Outra área de ajuste envolve atenção – para falar um novo idioma de forma semelhante a um alvo, precisamos começar a prestar atenção a relacionamentos e fenômenos que anteriormente não eram importantes. Um exemplo impressionante de tal ajuste vem de um linguista australiano Nicholas Evans, que lembra que, para usar uma língua aborígene Kayardild, ele teve que prestar atenção constante aos pontos da bússola – a falta de aviso e codificação de tais direções seria tão embaraçosa quanto esquecendo o nome de sua esposa ou não sabendo se o interlocutor era masculino ou feminino. Não podemos dizer, no entanto, que Kayardild o fez fazer isso. Enquanto as normas de Kayardild exigem tal atenção, o princípio da economia cognitiva trabalha contra eles e em favor das normas estabelecidas no inglês L1, de modo que o desempenho alvo no L2 exigiria um esforço significativo.

Em contraste, o surgimento de uma nova voz interna no L2 muitas vezes nos surpreende. Para alguns, a experiência de ouvir-se "pensar" na nova língua é a encarnação de "pensar na L2". A realidade, no entanto, é mais complexa e menos dramática. A "nova" voz do discurso interno não é uma garantia de que atendemos e classificamos de forma semelhante aos falantes do L2 – ainda podemos falar o L1 no L2. Do mesmo jeito, não se ouvir "pensar na L2" não significa que você não.
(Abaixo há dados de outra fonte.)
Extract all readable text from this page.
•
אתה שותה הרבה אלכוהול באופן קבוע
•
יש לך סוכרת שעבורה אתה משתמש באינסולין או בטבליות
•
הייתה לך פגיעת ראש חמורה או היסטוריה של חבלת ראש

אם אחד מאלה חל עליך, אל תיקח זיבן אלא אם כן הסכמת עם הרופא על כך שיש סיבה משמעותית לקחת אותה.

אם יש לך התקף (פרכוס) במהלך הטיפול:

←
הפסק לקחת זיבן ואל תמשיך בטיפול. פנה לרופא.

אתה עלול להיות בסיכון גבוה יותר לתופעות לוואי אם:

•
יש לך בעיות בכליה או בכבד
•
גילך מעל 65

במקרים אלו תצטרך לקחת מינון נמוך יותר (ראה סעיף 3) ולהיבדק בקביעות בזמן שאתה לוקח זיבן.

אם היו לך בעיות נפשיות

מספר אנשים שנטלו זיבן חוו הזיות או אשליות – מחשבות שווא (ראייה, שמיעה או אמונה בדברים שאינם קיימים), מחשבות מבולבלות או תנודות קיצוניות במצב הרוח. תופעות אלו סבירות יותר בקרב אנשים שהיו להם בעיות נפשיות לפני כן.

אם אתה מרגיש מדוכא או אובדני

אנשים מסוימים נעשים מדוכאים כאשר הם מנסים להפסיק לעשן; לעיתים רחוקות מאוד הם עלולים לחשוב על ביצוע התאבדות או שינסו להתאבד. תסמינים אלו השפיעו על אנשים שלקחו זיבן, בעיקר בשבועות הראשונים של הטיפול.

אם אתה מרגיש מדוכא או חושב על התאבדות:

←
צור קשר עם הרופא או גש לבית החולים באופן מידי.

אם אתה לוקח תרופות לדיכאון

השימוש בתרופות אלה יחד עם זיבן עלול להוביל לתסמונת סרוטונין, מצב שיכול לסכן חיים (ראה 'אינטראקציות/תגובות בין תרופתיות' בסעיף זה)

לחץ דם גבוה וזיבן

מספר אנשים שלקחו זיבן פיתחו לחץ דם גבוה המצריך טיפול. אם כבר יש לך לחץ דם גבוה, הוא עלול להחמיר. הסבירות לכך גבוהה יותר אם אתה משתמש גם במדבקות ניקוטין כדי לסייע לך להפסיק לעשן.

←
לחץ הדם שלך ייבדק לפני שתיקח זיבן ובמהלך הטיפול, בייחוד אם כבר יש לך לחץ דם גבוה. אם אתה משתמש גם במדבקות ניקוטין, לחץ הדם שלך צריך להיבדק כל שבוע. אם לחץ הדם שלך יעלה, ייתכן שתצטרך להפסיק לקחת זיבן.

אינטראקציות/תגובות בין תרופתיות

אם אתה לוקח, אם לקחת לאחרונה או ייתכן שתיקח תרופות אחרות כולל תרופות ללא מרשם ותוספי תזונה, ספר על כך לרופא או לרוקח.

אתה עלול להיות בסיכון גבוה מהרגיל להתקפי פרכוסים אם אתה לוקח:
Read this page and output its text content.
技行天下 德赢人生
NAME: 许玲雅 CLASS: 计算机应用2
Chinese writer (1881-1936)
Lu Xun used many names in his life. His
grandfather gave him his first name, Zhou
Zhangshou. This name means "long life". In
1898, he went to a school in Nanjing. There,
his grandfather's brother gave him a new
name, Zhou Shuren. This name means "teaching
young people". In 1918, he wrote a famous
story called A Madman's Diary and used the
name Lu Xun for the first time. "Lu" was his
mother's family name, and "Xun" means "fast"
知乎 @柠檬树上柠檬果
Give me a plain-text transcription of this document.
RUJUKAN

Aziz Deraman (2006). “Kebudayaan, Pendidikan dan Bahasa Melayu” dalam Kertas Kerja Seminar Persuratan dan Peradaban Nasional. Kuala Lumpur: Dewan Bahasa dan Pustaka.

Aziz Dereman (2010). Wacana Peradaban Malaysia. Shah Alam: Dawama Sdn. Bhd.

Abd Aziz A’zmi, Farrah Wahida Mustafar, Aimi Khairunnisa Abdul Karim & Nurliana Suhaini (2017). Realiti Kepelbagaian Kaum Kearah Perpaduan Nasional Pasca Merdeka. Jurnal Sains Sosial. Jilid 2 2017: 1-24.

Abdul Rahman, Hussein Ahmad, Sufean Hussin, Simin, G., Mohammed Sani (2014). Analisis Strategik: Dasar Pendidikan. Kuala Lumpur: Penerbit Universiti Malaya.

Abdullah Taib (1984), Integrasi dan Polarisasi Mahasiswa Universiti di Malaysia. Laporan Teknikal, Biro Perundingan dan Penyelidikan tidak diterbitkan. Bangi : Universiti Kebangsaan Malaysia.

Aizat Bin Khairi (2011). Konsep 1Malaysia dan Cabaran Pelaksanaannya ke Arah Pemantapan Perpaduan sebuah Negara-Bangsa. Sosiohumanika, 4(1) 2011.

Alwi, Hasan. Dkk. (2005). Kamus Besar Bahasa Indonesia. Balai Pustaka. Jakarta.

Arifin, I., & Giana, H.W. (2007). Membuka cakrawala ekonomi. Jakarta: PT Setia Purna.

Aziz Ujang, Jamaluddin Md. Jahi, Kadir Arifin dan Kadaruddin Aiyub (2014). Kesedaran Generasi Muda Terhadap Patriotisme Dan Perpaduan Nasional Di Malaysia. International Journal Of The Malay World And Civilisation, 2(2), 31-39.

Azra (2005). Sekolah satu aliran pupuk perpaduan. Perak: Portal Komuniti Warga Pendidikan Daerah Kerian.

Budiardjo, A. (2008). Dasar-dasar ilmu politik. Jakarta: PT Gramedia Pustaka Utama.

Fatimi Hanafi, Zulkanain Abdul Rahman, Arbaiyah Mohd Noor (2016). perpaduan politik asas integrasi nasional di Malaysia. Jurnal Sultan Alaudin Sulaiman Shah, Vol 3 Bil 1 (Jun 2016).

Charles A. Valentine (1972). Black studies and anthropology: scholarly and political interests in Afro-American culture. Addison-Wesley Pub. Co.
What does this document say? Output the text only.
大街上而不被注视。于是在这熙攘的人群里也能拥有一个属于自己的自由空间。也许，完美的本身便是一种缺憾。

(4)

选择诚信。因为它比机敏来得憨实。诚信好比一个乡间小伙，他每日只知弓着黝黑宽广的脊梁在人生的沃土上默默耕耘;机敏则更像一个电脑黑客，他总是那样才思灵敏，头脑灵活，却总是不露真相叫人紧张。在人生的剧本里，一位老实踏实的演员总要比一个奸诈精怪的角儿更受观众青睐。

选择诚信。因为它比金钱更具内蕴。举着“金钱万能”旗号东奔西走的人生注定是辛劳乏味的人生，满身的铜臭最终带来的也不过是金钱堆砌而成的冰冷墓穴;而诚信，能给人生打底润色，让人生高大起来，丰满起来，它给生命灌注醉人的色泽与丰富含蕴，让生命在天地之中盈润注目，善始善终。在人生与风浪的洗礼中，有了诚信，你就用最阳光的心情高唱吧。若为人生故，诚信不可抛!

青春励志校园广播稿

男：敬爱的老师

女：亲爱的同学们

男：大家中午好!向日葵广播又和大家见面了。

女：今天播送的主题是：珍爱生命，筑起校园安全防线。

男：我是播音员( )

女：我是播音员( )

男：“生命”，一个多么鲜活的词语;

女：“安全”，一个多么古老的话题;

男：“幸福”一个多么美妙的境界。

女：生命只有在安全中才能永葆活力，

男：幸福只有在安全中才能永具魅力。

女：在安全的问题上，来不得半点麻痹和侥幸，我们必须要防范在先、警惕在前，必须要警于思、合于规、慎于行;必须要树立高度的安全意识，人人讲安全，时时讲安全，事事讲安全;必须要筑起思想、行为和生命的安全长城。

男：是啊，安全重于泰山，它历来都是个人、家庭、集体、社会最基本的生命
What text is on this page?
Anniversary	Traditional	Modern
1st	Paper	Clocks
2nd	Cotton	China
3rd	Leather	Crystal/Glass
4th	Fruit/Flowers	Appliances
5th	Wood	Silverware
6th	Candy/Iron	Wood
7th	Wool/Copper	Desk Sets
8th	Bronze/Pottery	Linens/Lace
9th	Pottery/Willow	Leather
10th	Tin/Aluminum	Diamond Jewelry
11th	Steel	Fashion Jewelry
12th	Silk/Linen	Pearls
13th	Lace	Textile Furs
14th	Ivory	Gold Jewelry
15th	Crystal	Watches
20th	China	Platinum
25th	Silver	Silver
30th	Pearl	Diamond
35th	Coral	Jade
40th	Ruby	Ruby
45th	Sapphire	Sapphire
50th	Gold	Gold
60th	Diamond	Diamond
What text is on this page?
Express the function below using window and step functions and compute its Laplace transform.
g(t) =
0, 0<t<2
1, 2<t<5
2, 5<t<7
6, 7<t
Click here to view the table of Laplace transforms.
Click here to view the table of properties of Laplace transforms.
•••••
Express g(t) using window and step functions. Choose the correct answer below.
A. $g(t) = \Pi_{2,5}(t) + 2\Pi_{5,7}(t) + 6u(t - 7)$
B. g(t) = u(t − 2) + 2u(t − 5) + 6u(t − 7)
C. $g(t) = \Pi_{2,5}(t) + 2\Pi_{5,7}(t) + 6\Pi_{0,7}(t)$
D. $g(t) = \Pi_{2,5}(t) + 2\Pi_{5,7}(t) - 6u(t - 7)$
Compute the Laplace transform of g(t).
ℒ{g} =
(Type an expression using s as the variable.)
Então, para retornar à questão com a qual começamos: a aprendizagem de um segundo idioma faz você pensar de forma diferente? Não, mas você tem que pensar de forma diferente para aprender uma segunda língua. Felizmente, como aprendizes perpétuos, temos uma capacidade notável de ultrapassar os limites de nossa L1, ajustando-se aos requisitos e normas de outras línguas, e uma habilidade ainda mais notável para além dos limites da linguagem em geral em nosso nunca- busca final para o desconhecido.

Para obter uma lista completa de postagens de blog "Vida como bilíngüe" por área de conteúdo, veja aqui.

Foto de O que você acha da Shutterstock.

Referências

Evans, N. (2010). Palavras moribundas: línguas ameaçadas e o que eles têm para nos dizer . Malden, MA: Wiley-Blackwell.

Pavlenko, A. (2014). A mente bilíngüe e o que nos diz sobre linguagem e pensamento. Cambridge: Cambridge University Press.

O site da Aneta Pavlenko.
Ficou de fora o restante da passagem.